This collection of fifteen short stories (which I heard about via Goodreads then saw at the library) has been good jury duty reading, by which I mean it’s light and easy enough that I could comfortably read it during breaks, even if several simultaneous conversations were happening around me. “Light and easy,” though, isn’t necessarily my favorite kind of short story, and I found myself wanting more interest, more weirdness, more challenge.
All the stories are about looking for love online, which is a reasonably interesting conceit, but I probably would have liked the book more if there had been some queer relationships rather than all the stories being about male/female romance. Note that I didn’t say “man/woman romance” there: the book’s final story, “Stupid Humans,” is about a deer and a polar bear. This is probably my favorite story in the book: I like the quirkiness of the premise and the humor and poignancy of the plot. I like sentences like: “It is a little bit hard for polar bears to hit the right keys sometimes, with those big paws” (234). I like the fact that the polar bear and the deer meet in a climate change chat room on a site that isn’t really a dating site, and I like the details of their flirtation. Other highlights of the book for me included “Love, Really,” which is narrated in the second person and tells the story of the arc of a relationship through the repetition of the phrase “this is the part where,” and “Limerence,” because it focuses on a man’s infatuation rather than a woman’s. I also appreciated the structure of “Love Quiz,” which offers three possible endings, ranging from anodyne to sweet to gritty, and some of the descriptions of falling for someone in “Dog People,” like a character who feels like “anticipation had opened the gates of her senses; she was noticing more things around her than usual” (184). Or this part, from the same story:
She felt as if she was inhabiting her body in a new way, more consciously, and she felt an awareness of every step, the way her hands did things like tuck back a stray hair. The automaticness of her seemed to be laid bare, and it was as if she was seeing that for the first time. (190)
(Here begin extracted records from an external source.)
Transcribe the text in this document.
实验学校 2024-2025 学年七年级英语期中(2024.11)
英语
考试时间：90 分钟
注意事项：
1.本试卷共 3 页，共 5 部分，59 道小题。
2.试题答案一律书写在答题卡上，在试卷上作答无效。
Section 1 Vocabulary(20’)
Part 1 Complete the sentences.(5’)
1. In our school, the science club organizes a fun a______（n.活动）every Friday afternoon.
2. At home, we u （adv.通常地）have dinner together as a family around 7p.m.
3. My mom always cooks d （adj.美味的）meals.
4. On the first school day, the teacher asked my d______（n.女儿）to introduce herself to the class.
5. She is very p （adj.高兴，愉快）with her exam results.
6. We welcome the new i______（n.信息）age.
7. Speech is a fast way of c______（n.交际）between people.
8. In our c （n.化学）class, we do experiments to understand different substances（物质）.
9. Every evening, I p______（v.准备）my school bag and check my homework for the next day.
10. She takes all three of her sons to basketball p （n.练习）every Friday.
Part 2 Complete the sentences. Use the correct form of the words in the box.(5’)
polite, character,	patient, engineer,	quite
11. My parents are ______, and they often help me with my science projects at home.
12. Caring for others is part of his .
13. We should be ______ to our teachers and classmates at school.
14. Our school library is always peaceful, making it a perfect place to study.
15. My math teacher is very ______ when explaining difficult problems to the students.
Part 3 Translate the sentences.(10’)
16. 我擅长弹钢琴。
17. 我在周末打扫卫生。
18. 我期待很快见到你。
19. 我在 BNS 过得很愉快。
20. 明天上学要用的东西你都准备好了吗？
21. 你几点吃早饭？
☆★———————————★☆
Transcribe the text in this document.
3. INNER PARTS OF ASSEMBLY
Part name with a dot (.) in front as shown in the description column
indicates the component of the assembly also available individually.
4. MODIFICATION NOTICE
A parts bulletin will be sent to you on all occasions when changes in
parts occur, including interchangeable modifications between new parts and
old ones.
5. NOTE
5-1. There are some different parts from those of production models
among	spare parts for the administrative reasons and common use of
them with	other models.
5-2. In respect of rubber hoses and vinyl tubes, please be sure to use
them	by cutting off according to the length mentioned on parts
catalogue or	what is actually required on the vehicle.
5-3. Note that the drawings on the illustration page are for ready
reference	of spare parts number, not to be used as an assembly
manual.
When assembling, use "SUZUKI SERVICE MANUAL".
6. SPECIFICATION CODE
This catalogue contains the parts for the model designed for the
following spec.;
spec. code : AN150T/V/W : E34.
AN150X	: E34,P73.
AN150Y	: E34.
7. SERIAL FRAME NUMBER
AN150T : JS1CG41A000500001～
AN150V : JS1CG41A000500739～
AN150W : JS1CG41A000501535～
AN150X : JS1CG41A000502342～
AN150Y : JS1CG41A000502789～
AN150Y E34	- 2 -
Elsewhere in the book, certain repetitions bugged me: two stories involve women sending pictures of their kayaks (with or without themselves) to potential dates; two stories mention The Good Earth; two stories talk about how guys who are balding always wear hats. And I sometimes found myself not quite believing in the characters/their world, or maybe just not interested enough: the middle-aged women worrying about finding love before it’s too late, the apple-martini-drinking New York girl, the woman who chats online with a guy for two months before suggesting they meet, the man and woman who joke that they “define the gender wars” because he likes Billy Collins and Nirvana and she likes Anne Sexton and Tori Amos.